For a real observing challenge, look just 4° from Polaris (Alpha [α] Ursae Minoris) toward Cepheus to find NGC 188, often called the Polarissima Cluster. Discovered by John Herschel in 1831 near the 4th-magnitude star SAO 181, this faint open cluster appears as a dim, round glow through a 4- to 6-inch telescope, with tiny points scattered across it. Larger scopes reveal dozens of faint suns loosely arranged, yet the group remains a subtle, grainy patch. Its allure lies in its advanced age, approximately 6.4 billion years old. Most open clusters scatter quickly, but NGC 188 has survived thanks to its location above the Milky Way’s disk, where the galaxy’s disruptive gravitational pull is weaker.
Spring globular clusters
There are also several globular clusters scattered throughout our spring sky. We’ll start with M3 in Canes Venatici, the finest globular cluster of the season. Discovered by Charles Messier in 1764, M3 shines as a dense ball of half a million stars 34,000 light-years away.
M3 is a spring showpiece that never disappoints, no matter the instrument. Even a 3-inch telescope shows a bright, hazy glow concentrated toward the core. With 4 inches of aperture, the haze begins to break into hundreds of tiny points surrounding the compact nucleus. An 8-inch or larger scope fully resolves the cluster, revealing stars spread across its face. Some appear to line up in curious chains, a pattern first noted by William Herschel, although these are only chance alignments.
Discovered in 1775 by Johann Bode, M53 lies in nearby Coma Berenices but will prove tougher to find than M3. Like M3, M53 seems out of place in the spring sky. In a region dominated by other galaxies, it stands out as one of this constellation’s few Milky Way deep-sky objects. And at its estimated distance of 58,000 light-years, M53 is one of the most remote globular clusters associated with our galaxy, lying on the verge of intergalactic space.

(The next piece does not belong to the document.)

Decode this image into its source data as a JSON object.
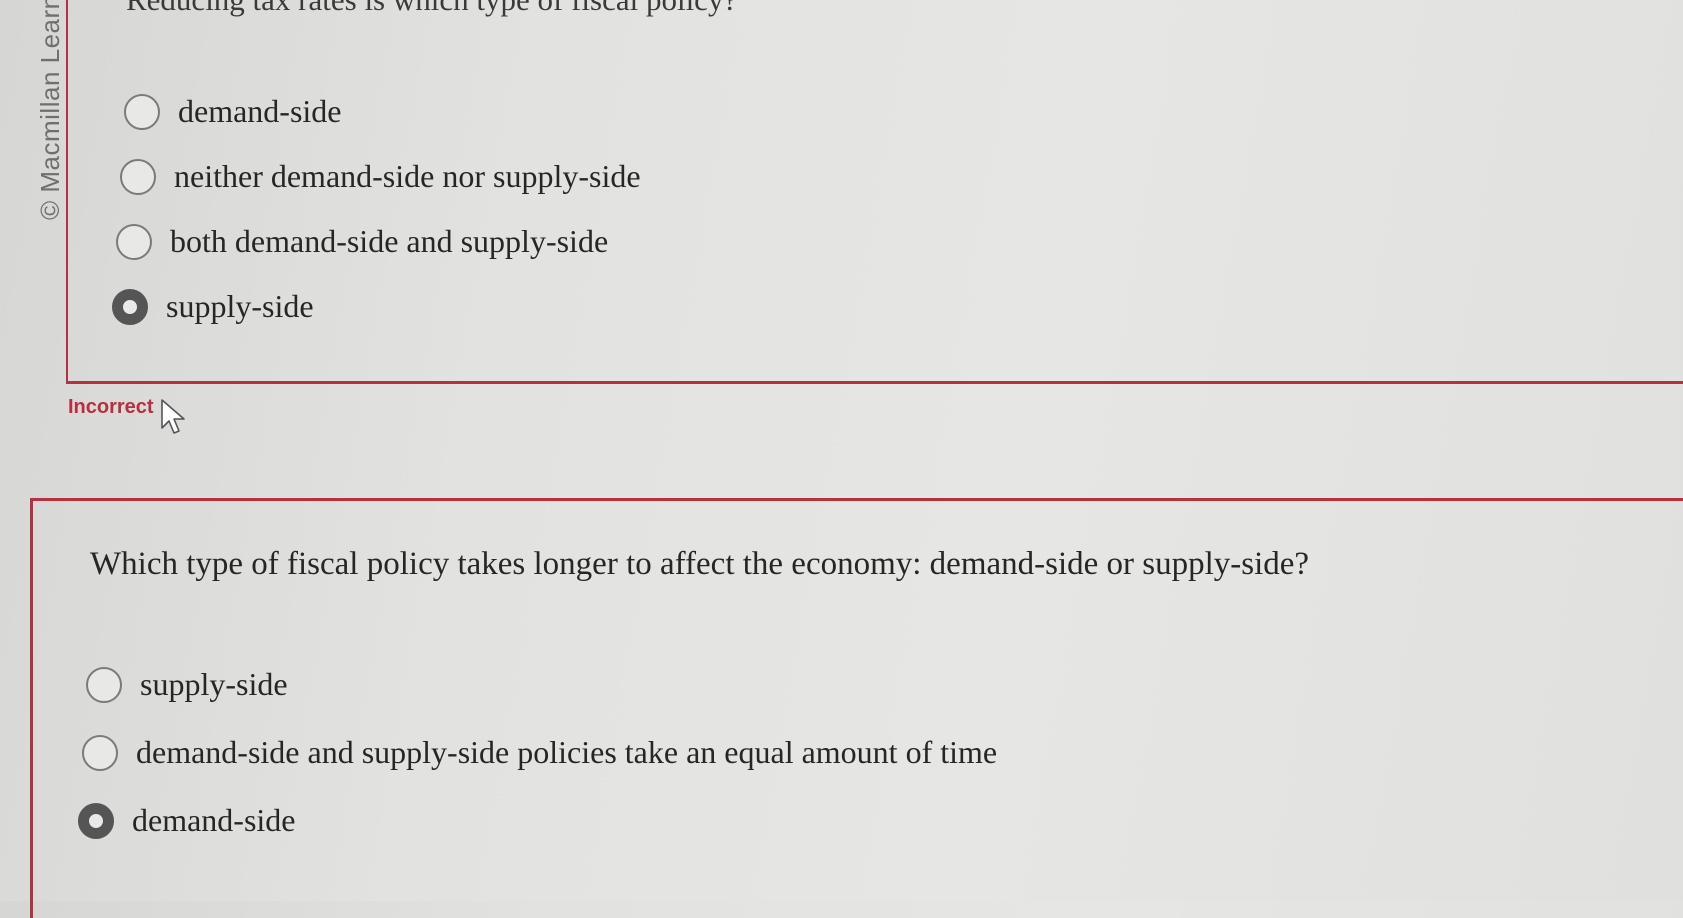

That extreme distance makes M53 tough to resolve into stars. A 4- to 6-inch scope reveals a compact, bright core with a slightly grainy outer halo hinting at unresolved stars. In 11- to 16-inch instruments, M53 becomes a dazzling swarm of faint suns, its dense core surrounded by a gradually thinning field of dim points that spill outward in all directions.
Swinging south to Corvus the Crow, we find M68. Discovered by Charles Messier in 1780, this globular is about 33,600 light-years away and 110 light-years across. Despite its brightness, it often goes unnoticed, tucked low in the sky and far from easy star-hopping paths. Even moderately large telescopes struggle to resolve its loosely packed stars, though 11-inch and larger scopes reveal a rich scatter of faint points surrounding a brighter, mottled core. Interestingly, M68 may not be a native Milky Way cluster. Its motion and chemistry suggest it was once part of a small galaxy absorbed by our own billions of years ago. Now a cosmic refugee orbiting the galaxy, M68 offers observers not just a beautiful target but a glimpse into the Milky Way’s dynamic, cannibalistic past.
Galaxies aren’t everything
Spring’s star clusters are more than pretty lights. They are each a glimpse into the Milky Way’s story. From the youthful sparkle of M35 to the ancient NGC 188, and from M67’s golden stars to the dense globulars M3, M53, and M68, each cluster has its own charm. Spring is the perfect time to explore and enjoy these stellar families, so set up your scope and observe them.
Editor’s note: The printed version of this story erroneously labeled an image of M53 as M3. The correct image has been included in the online version.